The drift monitor can be attached to a model, and scheduled to run at regular intervals. The monitor will take
snapshots of the input and target features of the model, and compare them to a baseline snapshot. If the
distribution of the features has changed significantly, the monitor will raise an alert.

To attach a drift monitor to a model, use the `exp.track()` method.

.. code::

    with om.runtime.experiment('housing', autotrack=True) as exp:
        exp.track('california', monitor=True, schedule='daily')

This will create a new job in om.jobs, as `monitors/<experiment>/<model>`, that will run the monitor at the
specified interval. The monitor has the following format:

.. code::

    # configure
    import omegaml as om
    # -- the name of the experiment
    experiment = '{experiment}'
    # -- the name of the model
    name = '{meta.name}'
    # -- the name of the monitoring provider
    provider = '{provider}'
    # -- the alert rules
    alerts = {alerts}
    # snapshot recent state and capture drift
    with om.runtime.model(name).experiment(experiment) as exp:
        mon = exp.as_monitor(name, store=om.models, provider=provider)
        mon.snapshot(since='last')
        mon.capture(alerts=alerts)

This does the following:

1. For the given model, access the DriftMonitor
2. Take a snapshot of all the input features (X) and output predictions (Y), since the last snapshot
3. Capture any drift and log an alert if the distribution of the features has changed significantly

The monitor job may be scheduled to run at regular intervals, such as daily, weekly, or monthly. The job
can be customized to include additional processing, e.g. to send an email or slack message, to update a
dashboard or an external database.


Clearing experiments and monitors
+++++++++++++++++++++++++++++++++

Experiments and monitors both keep their data in the `om.datasets` storage system. For every experiment,
the data is stored in a seperate dataset. The monitoring system's snapshots are stored in the same dataset,
as monitors are always linked to an experiment.
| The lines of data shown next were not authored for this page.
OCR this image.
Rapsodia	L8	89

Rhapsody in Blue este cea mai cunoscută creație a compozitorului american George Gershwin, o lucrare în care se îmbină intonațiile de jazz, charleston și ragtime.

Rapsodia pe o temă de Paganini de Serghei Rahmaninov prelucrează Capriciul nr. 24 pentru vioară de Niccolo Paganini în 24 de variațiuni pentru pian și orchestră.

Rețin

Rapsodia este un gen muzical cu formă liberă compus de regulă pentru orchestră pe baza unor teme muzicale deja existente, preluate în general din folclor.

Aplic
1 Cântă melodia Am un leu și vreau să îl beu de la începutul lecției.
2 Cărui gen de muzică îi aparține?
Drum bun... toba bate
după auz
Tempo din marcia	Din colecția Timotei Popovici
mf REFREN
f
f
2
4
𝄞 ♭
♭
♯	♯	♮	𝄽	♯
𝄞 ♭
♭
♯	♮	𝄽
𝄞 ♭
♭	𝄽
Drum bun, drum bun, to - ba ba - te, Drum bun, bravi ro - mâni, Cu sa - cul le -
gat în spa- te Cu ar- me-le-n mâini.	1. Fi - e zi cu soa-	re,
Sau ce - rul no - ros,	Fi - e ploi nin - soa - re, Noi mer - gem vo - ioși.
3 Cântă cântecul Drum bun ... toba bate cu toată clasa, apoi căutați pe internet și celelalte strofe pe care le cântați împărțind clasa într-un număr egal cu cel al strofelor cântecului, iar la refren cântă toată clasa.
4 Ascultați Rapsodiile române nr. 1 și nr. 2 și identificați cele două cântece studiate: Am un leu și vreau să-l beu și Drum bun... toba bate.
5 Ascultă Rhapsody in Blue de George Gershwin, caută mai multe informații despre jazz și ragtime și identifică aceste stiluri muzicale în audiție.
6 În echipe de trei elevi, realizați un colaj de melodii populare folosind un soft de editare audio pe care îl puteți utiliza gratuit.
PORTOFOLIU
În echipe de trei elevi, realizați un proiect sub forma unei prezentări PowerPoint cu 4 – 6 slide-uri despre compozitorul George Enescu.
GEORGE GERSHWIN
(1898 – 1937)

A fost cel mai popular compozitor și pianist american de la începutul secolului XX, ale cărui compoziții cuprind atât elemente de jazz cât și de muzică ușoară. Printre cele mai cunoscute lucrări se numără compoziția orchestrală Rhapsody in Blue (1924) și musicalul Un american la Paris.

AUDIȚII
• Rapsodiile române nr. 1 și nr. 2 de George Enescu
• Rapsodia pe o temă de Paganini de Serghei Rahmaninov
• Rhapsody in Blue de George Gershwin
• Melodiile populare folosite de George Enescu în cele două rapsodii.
In general, the tracking system is designed to be immutable,
short of manipulating the underlying storage system directly. That is to say, once data is logged, it cannot be
deleted or modified. However, experiments and monitors can be cleared, which will remove all data associated with
the experiment or monitor.

.. warning::

    To clear an experiment or monitor, use the `exp.clear(force=True)` method. This will remove all data associated
    with the experiment or monitor, including all underlying events. This action is not reversible.